ひとにお金をあげる、とする。
 欲しているはずのひとにあげても、受取ったひとが「蔑(さげす)まれて」いるのだろうと考えると、失礼な行為になる。
「ありがたい、思いやりが嬉しい」と感謝してくれるひとには、善行になる。
行為だけをとりだすと、その行為そのものに善悪、好悪の印象の違いはなく、受け手に、その行為の意味が委ねられる。
ひとはひとを助けたい、喜んでもらいたいというこころをもつものではあるが、菩提心というのか、慈悲というのか、愛というのか、ともかく、喜びの情を最高に好ましいとおもう働きが、ひとの意識には組み込まれているようにみえる。
愛を持たない人間は存在しないはずだが、その力の発動の程度には大いなる違いがあることを、だれもが、経験をとおして知っている。

 真理探求という崇高な目的をかかげる宗教も、学問も、芸術も、概念的には、その目的が一定の高い価値をもつことに異論はないのだが、世に実在する個人の営みを注意深く観察していると、崇高どころか、自己顕示欲(名誉)と自己利益(金)を貪欲にむさぼる行為でしかないとおもえる事例が目立つ。

 善意をよそおう行為と、悪意を隠蔽する行為は、意識の方向性はまるで違っているのだが、共に、悪意から発信された意志であることに違いない。このような行為は、いうまでもなく、真理から遠くはなれた戯れ事といわざるをえない。
 善意をよそおった活動が、真の善意のひとたちの活動に疑念を生じさせ、社会の改善への取り組みの足をひっぱっている。
街頭でよくみかける寄付活動の中には、その活動団体自体の性格や、寄付の使途や管理が不明瞭にみえるものも少なくない。
 「形」を整えて善意を装えば、世間の目はだませる、という発想が、明らかな犯罪をのぞいても、あらゆる活動域にみられる。

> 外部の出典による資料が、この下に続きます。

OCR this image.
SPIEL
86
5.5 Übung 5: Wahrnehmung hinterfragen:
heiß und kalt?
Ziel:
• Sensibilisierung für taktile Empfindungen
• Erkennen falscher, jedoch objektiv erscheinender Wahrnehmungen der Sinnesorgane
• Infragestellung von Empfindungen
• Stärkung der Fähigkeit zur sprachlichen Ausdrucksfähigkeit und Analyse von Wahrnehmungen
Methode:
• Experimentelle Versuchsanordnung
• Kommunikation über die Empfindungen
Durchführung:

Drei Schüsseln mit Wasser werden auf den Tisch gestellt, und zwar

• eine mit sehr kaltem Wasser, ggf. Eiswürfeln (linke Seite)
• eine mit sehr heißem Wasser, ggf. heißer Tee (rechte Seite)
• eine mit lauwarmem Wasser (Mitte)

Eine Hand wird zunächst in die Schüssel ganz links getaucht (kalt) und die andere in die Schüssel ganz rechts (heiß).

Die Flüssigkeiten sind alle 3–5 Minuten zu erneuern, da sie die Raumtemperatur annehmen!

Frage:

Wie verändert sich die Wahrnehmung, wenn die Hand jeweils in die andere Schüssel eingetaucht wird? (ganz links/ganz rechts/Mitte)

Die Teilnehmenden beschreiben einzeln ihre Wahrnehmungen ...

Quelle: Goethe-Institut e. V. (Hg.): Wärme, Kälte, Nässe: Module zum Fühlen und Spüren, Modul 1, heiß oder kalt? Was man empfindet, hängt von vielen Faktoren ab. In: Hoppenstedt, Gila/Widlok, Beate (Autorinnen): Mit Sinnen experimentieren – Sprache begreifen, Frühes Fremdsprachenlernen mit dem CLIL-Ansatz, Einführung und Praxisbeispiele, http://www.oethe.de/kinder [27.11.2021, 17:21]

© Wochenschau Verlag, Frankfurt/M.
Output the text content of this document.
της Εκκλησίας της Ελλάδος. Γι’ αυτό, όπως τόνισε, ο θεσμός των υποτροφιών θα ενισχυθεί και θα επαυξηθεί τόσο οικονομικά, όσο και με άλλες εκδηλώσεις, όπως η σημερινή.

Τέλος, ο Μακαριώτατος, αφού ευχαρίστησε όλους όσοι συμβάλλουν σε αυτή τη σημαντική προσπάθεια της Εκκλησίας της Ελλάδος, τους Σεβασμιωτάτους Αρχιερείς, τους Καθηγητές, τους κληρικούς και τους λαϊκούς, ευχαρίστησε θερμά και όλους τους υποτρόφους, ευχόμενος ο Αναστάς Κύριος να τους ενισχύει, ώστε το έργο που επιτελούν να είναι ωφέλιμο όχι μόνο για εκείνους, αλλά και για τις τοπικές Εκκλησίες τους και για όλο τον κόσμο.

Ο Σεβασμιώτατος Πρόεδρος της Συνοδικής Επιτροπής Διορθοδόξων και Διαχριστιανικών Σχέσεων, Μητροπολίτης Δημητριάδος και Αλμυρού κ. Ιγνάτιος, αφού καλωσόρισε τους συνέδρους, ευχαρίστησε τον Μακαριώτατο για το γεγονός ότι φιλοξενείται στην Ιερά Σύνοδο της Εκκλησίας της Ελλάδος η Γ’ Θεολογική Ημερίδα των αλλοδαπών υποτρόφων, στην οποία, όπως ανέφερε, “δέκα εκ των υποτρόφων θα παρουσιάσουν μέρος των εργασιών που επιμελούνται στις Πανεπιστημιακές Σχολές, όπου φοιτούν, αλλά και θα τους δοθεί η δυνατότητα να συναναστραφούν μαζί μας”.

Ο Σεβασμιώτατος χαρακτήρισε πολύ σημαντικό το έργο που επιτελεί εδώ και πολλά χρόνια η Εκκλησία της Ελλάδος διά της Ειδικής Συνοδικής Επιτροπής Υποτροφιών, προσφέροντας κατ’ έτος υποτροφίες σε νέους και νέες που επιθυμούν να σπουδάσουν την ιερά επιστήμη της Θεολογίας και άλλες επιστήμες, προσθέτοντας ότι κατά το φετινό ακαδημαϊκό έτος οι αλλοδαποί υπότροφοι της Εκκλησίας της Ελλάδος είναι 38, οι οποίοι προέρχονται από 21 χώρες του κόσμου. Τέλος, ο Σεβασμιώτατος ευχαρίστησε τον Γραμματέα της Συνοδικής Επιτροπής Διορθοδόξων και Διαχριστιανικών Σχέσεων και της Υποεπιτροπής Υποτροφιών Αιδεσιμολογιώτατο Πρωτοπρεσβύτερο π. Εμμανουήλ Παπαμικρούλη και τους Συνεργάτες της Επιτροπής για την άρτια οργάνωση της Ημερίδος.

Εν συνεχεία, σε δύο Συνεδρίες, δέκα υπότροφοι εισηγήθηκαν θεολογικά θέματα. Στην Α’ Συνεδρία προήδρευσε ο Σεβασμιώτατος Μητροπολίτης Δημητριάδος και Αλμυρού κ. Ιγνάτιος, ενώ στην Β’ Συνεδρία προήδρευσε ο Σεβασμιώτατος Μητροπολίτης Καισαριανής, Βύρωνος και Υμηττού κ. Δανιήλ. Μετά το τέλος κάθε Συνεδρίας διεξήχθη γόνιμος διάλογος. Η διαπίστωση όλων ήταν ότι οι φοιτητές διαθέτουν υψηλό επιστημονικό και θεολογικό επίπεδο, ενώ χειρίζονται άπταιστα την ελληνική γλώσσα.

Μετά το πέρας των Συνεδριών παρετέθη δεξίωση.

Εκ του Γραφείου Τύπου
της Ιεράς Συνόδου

 それでも、比較の性癖に支配された思考至上主義は、世間を汚染し、戯れ事を賞賛する。思考は、偽装工作を巧妙なものにするのに、重要な働きを果たしているのだ。目的や理念がもっともらしい語句で語られていると、悪意を容易には見いだしにくい。
 インターネットがもたらしたリンクは、個々人の軽薄な想いと嗜好を、物理的に束ねてみせる世界像を、われわれにフィードバックしてくれるのだが、私は、ほぼ完全に、それについては関心を失っている。

 現実としては、真理探求をかかげる卑しい研究者や売名の手段としての表現を貪る芸術家も、「形」を見事なものにしておけば相当な評価はかせげるのである。
 そもそも、真理は、金とも名誉とも無関係なところに在る。ひとが頭脳で納得するような「成果」や「価値」とは本質的に違った属性をもつものである。

 「王様であろうと
  乞食であろうと
  無欲の人だけが輝くのだ!」 
『アシュターヴァクラ・ギーター』福間嚴訳、ナチュラルスピリット、1990

 さてさて、いま、大学は真理を真剣に求める善意のひとが育つ環境にあるのだろうか。
 現状肯定型の能力ばかりが問われ、「姑息な成功者」を一人でも多く輩出する教育を良しとする風潮に与するだけの学府では最高学府の名に恥じる。組織をあげて、真に善意の人間を、真理を真摯に渇望する芸術家を育てたい。